July 30, 2007



TO: Doug Schneider

FROM: Camille S. Jobin-Davis, Assistant Director

The staff of the Committee on Open Government is authorized to issue advisory opinions. The ensuing staff advisory opinion is based solely upon the facts presented in your correspondence.

Dear Mr. Schneider:

We are in receipt of your request for an advisory opinion concerning application of the Freedom of Information Law to a request made to the Broome County Legislature for a copy of its Comprehensive Emergency Response Plan.

You wrote that your efforts to obtain a copy of the Plan have been unsuccessful, indicating briefly, as follows: in January of 2007, representatives of the League of Women Voters of Broome and Tioga Counties were ostensibly permitted to inspect a paper copy of the plan, but were directed to file a written request when they asked for an electronic version. Officials in Tioga, Delaware and Ulster Counties released their Plans in January and made them available on their websites. After the League representatives were denied access to a copy of the Broome County Plan for “homeland security reasons”, you emailed a request to the Broome County Records Access Officer, Eric Denk. Having received no response, you appealed, at which point you were informed by the Assistant County Attorney that part of your request “may be denied” pursuant to §87(2)(f). No date was given by which the review would be complete. On March 14, you received further correspondence stating that the Plan would be made available for review, “in part” on March 29, 2007. It is our understanding that you have not yet received a copy of the plan.

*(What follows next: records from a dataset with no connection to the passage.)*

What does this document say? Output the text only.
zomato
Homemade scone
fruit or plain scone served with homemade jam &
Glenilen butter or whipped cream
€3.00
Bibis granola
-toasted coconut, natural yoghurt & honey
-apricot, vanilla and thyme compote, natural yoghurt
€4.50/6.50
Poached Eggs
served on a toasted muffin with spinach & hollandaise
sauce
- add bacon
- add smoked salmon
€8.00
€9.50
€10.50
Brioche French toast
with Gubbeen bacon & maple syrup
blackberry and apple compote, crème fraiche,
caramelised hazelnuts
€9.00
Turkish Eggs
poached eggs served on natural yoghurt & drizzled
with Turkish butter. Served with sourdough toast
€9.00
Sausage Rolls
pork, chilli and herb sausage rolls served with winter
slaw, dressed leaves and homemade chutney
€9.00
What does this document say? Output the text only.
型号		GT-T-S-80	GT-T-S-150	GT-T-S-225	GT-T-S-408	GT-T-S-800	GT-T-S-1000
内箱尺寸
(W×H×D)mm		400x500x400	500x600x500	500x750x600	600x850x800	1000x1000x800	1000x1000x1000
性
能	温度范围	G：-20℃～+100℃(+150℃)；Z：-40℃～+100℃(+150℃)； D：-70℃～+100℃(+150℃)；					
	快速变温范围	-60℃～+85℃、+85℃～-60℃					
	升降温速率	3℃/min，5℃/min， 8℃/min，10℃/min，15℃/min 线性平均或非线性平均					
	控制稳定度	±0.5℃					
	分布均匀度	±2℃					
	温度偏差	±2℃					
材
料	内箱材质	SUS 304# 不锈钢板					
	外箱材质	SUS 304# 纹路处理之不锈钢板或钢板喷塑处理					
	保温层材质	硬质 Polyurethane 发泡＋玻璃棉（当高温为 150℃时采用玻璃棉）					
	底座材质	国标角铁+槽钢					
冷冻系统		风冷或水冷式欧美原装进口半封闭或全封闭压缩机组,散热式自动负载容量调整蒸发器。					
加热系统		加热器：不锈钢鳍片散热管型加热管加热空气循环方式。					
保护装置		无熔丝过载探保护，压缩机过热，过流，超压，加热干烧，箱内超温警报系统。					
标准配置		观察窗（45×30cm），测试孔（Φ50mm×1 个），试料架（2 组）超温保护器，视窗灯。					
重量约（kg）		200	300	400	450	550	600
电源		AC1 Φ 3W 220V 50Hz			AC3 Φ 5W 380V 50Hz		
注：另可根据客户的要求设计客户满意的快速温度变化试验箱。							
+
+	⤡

In this regard, we believe a copy of the plan should be made available to you and offer the following comments.

First, §89(6) of the Freedom of Information Law states that:

“Nothing in this article shall be construed to limit or abridge any otherwise available right of access at law or in equity of any party to records.”

Stated differently, when records are available under some other provision of law or by means of judicial interpretation, they remain available, notwithstanding the provisions of the Freedom of Information Law. In the context of your inquiry, a federal statute clearly requires that emergency response plans must be disclosed.

As you correctly point out, §11044 of Chapter 116, Title 42 of the United States Code requires that:

“(a) Each emergency response plan, material safety data sheet, list described in section 11021 (1)(2) of this title, inventory form, toxic chemical release form, and followup emergency notice shall be made available to the general public, consistent with section 11042 of this title, during normal working hours at the location or locations designated by the Administrator, Governor, State emergency response commission, or local emergency planning committee, as appropriate. Upon request by an owner or operator of a facility subject to the requirements of section 11022 of this title, the State emergency response commission and the appropriate local emergency planning committee shall withhold from disclosure under this section the location of any specific chemical required by section 11022 (d)(2) of this title to be contained in an inventory form as tier II information.

(b) Each local emergency planning committee shall annually publish a notice in local newspapers that the emergency response plan, material safety data sheets, and inventory forms have been submitted under this section. The notice shall state that followup emergency notices may subsequently be issued. Such notice shall announce that members of the public who wish to review any such plan, sheet, form, or followup notice may do so at the location designated under subsection (a) of this section.”

Based on the foregoing, federal law requires that emergency response plans must be made available to the public. An entity required to submit a plan or one of the designated records that include information pertaining to a hazardous chemical, an extremely hazardous substance, or a toxic chemical, may substitute the generic class or category of the hazardous substance for the specific chemical identity at the time of submission, based on a claim of trade secret, pursuant to §11042 of Title 42 of the United States Code. Section 11042 further requires that the submitting entity show that the specific chemical identity has not been previously disclosed, that it is not required to be disclosed by law, that disclosure is likely to cause substantial harm to the entity’s competitive position and that the chemical identity is not readily discoverable through reverse engineering. A claim under the trade secret exemption is reviewable upon petition to the Administrator of the Environmental Protection Agency.

Accordingly, it is our opinion that a county, at the time of submission of an emergency response plan to the state emergency planning commission or local emergency planning committee, could substitute generic information for specific chemical identification information. The plan itself, including any generic or specific chemical identification information contained therein, however, would be required to be made available in its entirety.

To the extent that an advisory opinion previously rendered by this office indicates otherwise, (Advisory Opinion No. 16090, July 31, 2006), we have rescinded our opinion and removed it from our website.

On behalf of the Committee on Open Government, we hope this is helpful to you.